La lluvia caía sin piedad, empapando cada centímetro de Alejandro mientras caminaba por las calles de San Francisco. Sus pies estaban mojados, su ropa pegada al cuerpo, y el hambre le daba pinchazos constantes en el estómago. Cada sombra, cada callejón, parecía al mismo tiempo una amenaza y un refugio temporal.
Se sentó en un borde de acera, abrazando sus rodillas, temblando de frío y agotamiento. El mundo seguía girando, indiferente a su dolor, indiferente a su existencia. Por primera vez, sintió que la libertad tenía un precio demasiado alto.
El sonido de un motor lo sobresaltó. Pearl apareció en el coche, luces encendidas, buscando desesperadamente. Alejandro se levantó, débil, y al verla, una mezcla de alivio y miedo lo inundó. Su madre lo llamó con voz temblorosa, pero Alejandro no podía responder; la humillación, el rechazo y el cansancio lo mantenían inmóvil.
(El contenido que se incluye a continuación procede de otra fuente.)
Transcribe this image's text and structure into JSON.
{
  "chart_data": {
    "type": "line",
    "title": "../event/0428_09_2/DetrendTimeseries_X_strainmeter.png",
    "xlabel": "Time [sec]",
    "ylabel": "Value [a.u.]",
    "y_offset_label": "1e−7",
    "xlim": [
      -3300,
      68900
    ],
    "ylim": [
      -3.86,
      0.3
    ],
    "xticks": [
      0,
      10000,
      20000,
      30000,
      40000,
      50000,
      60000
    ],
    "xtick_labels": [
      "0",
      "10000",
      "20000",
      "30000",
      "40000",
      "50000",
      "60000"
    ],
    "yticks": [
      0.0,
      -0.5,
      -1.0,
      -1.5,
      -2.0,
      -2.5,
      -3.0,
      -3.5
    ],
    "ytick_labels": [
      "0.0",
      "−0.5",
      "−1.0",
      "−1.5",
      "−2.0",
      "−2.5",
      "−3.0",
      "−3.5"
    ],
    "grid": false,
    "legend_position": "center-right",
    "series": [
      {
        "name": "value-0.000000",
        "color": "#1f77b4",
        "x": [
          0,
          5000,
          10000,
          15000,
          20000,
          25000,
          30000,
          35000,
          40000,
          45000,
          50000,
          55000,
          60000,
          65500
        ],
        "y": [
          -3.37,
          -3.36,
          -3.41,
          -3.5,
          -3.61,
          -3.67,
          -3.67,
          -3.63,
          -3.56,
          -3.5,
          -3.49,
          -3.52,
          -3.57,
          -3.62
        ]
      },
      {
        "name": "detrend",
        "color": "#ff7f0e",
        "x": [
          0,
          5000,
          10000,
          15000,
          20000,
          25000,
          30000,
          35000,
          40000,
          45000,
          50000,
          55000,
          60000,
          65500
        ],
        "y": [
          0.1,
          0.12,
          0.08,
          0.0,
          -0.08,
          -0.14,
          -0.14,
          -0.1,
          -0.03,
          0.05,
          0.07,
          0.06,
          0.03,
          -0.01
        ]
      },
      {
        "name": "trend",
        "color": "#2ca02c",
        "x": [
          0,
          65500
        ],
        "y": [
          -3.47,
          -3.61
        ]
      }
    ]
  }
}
Pearl lo encontró finalmente en un callejón, tirado, empapado y agotado. Sin decir palabra, lo ayudó a subir al coche. Alejandro se acomodó en el asiento trasero, abrazando sus rodillas, mientras Pearl conducía en silencio, con los ojos húmedos y la mandíbula apretada.
Esa noche, mientras las luces de la ciudad pasaban veloces, Alejandro comprendió que volver a casa no significaba seguridad, y que la aceptación que había buscado durante años no llegaría tan fácilmente. Su libertad había sido recuperada, pero la confrontación con su familia apenas comenzaba.